KOOKUCK - 2103

2103

Endlich. Seungmin kann kaum glauben, dass er den Laden nach fünf Monaten Suche tatsächlich gefunden hat. Er befindet sich im 93. Stockwerk eines der alten 2050er Gebäude des ehemaligen Seouls. Die Böden knarren und es ist modrig und stickig, weil die Klimaanlage schon seit Jahrzehnten nicht mehr funktioniert. Draußen sausen Hovercrafts vorbei und weil das Gebäude so schlecht schallgedämmt ist, hört man sogar das Fußvolk auf den schattigen Straßen, ganz unten wo sich niemand, der mehr als ein paar Tausend Won besitzt, freiwillig aufhält.
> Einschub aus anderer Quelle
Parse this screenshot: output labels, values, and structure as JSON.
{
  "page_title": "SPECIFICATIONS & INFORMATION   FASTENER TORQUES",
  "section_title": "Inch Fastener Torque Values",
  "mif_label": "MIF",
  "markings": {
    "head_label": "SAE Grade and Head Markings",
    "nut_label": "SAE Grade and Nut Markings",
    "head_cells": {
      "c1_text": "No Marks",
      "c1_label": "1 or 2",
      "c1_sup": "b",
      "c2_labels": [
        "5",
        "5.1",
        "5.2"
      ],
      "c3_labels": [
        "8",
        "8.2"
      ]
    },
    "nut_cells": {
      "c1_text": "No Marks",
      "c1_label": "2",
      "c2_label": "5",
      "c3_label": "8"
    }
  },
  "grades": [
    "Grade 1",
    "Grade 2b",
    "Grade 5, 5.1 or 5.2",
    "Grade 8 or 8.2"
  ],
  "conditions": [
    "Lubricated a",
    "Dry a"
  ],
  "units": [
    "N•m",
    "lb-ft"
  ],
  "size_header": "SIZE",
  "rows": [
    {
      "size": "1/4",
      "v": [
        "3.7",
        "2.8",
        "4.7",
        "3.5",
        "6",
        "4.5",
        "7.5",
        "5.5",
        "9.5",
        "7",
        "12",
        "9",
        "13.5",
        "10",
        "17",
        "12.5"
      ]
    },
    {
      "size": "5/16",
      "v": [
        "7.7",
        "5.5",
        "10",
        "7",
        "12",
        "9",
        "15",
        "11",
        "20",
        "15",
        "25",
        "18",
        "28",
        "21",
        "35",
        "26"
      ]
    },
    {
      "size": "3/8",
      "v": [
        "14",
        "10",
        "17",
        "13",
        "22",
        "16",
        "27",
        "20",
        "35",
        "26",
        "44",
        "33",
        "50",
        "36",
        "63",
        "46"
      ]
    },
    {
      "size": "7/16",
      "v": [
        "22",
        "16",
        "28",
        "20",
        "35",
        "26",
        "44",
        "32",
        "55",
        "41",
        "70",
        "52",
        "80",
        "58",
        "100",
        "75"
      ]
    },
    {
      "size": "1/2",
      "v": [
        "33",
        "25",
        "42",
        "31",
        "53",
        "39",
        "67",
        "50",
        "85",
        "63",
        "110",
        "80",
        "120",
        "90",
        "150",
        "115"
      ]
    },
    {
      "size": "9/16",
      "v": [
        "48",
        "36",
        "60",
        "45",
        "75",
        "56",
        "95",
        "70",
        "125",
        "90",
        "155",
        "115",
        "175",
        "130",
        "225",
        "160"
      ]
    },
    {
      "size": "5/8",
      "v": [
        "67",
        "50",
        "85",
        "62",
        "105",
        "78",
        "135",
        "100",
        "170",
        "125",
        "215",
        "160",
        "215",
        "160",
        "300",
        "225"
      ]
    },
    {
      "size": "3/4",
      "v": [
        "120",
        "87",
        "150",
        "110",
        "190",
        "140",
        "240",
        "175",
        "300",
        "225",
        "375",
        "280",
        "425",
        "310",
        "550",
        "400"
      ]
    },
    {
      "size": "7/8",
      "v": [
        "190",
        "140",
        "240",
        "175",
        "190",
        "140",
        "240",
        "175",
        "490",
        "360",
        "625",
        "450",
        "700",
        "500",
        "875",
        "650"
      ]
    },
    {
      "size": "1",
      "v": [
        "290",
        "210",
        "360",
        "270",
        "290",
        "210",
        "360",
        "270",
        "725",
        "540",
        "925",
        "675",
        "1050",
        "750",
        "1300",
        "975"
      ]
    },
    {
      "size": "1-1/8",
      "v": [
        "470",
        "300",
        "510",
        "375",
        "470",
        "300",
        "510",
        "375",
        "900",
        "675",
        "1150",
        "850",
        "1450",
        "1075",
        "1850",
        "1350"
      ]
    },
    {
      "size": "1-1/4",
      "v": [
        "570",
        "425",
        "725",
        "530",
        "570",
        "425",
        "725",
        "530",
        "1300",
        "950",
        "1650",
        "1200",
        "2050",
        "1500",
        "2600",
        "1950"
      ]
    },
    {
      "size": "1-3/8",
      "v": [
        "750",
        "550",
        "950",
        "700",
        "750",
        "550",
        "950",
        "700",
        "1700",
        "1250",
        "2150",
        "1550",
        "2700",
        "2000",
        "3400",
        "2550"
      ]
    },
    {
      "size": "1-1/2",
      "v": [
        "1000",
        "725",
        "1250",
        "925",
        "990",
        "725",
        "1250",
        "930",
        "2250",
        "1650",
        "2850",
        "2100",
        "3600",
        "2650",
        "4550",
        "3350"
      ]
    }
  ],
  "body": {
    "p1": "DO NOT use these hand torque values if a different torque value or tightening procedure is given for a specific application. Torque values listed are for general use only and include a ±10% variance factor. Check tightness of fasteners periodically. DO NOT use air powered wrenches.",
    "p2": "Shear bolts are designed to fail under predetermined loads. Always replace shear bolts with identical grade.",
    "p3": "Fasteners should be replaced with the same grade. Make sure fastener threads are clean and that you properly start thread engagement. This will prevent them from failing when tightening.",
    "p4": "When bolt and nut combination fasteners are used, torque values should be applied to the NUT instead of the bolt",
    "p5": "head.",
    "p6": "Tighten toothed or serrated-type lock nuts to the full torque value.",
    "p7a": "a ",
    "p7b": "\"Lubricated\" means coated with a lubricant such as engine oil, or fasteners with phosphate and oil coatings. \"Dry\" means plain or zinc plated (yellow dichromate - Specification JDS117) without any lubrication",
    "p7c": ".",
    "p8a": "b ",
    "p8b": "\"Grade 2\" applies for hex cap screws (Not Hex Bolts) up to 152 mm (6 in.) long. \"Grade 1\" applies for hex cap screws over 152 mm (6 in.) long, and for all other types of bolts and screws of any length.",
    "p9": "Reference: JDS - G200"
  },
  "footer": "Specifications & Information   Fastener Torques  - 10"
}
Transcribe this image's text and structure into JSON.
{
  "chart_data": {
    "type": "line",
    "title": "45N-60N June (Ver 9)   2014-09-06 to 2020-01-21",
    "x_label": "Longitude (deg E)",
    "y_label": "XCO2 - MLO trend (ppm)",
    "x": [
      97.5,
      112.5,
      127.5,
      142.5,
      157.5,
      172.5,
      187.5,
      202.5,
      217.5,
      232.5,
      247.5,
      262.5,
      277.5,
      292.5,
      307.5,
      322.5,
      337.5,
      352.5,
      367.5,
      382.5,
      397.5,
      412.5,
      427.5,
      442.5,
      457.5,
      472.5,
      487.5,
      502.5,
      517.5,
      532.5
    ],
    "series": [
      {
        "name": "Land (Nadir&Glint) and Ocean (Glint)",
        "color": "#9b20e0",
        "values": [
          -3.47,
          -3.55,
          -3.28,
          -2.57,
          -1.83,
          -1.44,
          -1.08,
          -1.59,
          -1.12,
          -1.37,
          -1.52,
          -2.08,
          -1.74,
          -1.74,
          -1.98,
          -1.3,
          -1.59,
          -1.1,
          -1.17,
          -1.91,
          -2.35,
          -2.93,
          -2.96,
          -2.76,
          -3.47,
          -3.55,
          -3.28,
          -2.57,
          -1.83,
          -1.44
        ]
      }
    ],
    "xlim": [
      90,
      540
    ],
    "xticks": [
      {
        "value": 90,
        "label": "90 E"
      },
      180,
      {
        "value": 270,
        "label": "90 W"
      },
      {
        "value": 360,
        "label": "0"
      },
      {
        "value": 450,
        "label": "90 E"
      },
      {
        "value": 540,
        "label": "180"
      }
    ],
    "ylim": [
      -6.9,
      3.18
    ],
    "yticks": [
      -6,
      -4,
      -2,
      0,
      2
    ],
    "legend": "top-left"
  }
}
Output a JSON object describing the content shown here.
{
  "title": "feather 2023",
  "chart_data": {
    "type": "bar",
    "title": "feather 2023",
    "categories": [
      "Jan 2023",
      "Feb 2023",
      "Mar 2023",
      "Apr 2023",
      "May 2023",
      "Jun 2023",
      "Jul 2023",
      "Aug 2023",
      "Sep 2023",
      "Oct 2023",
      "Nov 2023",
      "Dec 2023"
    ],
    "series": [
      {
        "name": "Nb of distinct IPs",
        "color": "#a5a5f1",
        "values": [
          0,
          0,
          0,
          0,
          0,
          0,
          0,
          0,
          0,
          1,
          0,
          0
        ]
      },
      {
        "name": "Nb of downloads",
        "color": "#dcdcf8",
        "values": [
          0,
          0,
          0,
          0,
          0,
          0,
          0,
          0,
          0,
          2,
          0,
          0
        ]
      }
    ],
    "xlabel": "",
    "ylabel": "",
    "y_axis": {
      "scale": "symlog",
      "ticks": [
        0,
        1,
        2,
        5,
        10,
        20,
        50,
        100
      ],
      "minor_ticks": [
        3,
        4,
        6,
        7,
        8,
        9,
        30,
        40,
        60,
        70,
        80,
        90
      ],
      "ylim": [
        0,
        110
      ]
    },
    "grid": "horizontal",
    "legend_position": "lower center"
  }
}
Minhos Laden ist unscheinbar. Genau wie alle anderen Türen im 93ten Stockwerk, ist sie aus mausgrauem Metall geformt und von Dellen übersät. Der einzige Indikator, dass Minho sich tatsächlich hier aufhält, ist das kleine Schild unter der Klingel auf dem "Minho Lees Laden für Magie und Zauberei" steht. Darunter hat jemand mit Kugelschreiber "Zutritt für alle, die nicht Kim Seungmin heißen" gekritzelt.

Seungmin schnaubt. Minho kann ihn mal kreuzweise. Heute ist der letzte Tag, an dem dieser Idiot ihm in die Quere kommt. Seungmin greift nach seiner Pistole, atmet einmal tief durch und tritt die Tür mit einem gekonnten Frontkick ein. Normalerweise raten die Vorgesetzten vor Gewalteinsatz und unnötigem Sachschaden ab - aber bei Minho sind alle anderen Methoden zwecklos.

Seungmin stürzt in den Laden rein, Waffe gehoben, vollkommen bereit Minho ins Bein zu schießen – wenn es denn sein muss – nur um verwirrt zu erstarren, als er sich mitten in einer rosarot eingerichteten Altdamen-Wohnung, wie man sie noch aus den 1970er Jahren kennt, wieder findet. Die Wohnung besteht aus einem einzigen Raum, der komplett in rosa Blümchentapete gekleidet und mit modrig aussehenden Sofas zugestellt ist. Ein paar weiße Katzen sitzen auf dem Fensterbrett neben grässlichen Kunstblumen und blicken verträumt in die neon leuchtende Skyline von Neo Seoul.

Minho sitzt über einen Beistelltisch gebeugt auf einem der Sessel, eine Lupe in der einen Hand und eine Pinzette in der anderen. Er stochert in einem kleinen Schächtelchen herum und sagt nüchtern: "Hast du das Schild nicht gelesen? Kein Zutritt für Leute, die Kim Seungmin heißen, Kim Seungmin."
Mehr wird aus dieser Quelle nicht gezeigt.